Asterios Polyp

Asterios Polyp Analysis

Asterios Polyp is a successful architect and professor who is also considered a serial philanderer. A lightning strikes and burns down his apartment and the arrogant academic is now reduced to a tragic and sympathetic figure. With nothing and nowhere to go, he decides to retreat and go to the farthest place his fare could take him. He ends up in Apogee in Arizona where he becomes an auto-mechanic. The escape is crucial as it helps Polyp to self-reflect and discovers himself afresh.

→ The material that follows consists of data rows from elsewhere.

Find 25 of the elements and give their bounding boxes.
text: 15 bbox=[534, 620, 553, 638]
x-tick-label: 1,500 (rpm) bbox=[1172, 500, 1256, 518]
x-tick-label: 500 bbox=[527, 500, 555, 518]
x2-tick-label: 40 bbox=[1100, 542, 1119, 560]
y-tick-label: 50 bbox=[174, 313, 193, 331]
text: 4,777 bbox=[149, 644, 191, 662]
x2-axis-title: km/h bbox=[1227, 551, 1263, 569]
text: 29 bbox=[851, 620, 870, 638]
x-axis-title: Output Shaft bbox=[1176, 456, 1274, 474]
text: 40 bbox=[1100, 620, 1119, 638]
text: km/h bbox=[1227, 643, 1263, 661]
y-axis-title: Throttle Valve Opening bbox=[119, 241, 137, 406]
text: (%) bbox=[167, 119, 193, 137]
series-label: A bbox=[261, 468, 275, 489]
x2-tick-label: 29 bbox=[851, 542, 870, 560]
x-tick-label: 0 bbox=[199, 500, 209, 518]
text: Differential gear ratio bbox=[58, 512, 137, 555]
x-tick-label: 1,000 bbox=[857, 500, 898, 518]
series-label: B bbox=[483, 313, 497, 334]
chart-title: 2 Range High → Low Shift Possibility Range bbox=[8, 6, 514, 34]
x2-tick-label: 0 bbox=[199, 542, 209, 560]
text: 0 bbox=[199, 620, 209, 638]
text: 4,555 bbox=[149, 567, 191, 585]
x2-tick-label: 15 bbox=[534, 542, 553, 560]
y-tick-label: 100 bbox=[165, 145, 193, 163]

While in Arizona, Polyp starts to have daydreams that merge his past and the present. The experience is likened to the story of Orpheus and Euridice of Greek Mythology. His daydreams are similar to the ones Orpheus had in the Underworld. It is presumed his Greek heritage plays a part in this. As he tries to understand who he is and confront his flawed nature, his stillborn twin brother assures him in the dreams, that it is not his fault that he is flawed. He tells him that they are very similar in the ways they act and that gods had already decided he would be that way long before he was born. In this case of nature vs. nurture, nature overcomes.

Polyp also struggles with questions of destiny and free will. He wonders if a person is ultimately governed by the heart or the head. He is still in a spiritual crisis and starts to explore and confront the amoral whims of gods. Polyp also explores a number of false dichotomies in nature vs. nurture, destiny vs. free will, Apollonian vs. Dionysian which consequently raises questions about how people become who and what they are. Eventually, he is able to fill in some missing elements about who he is.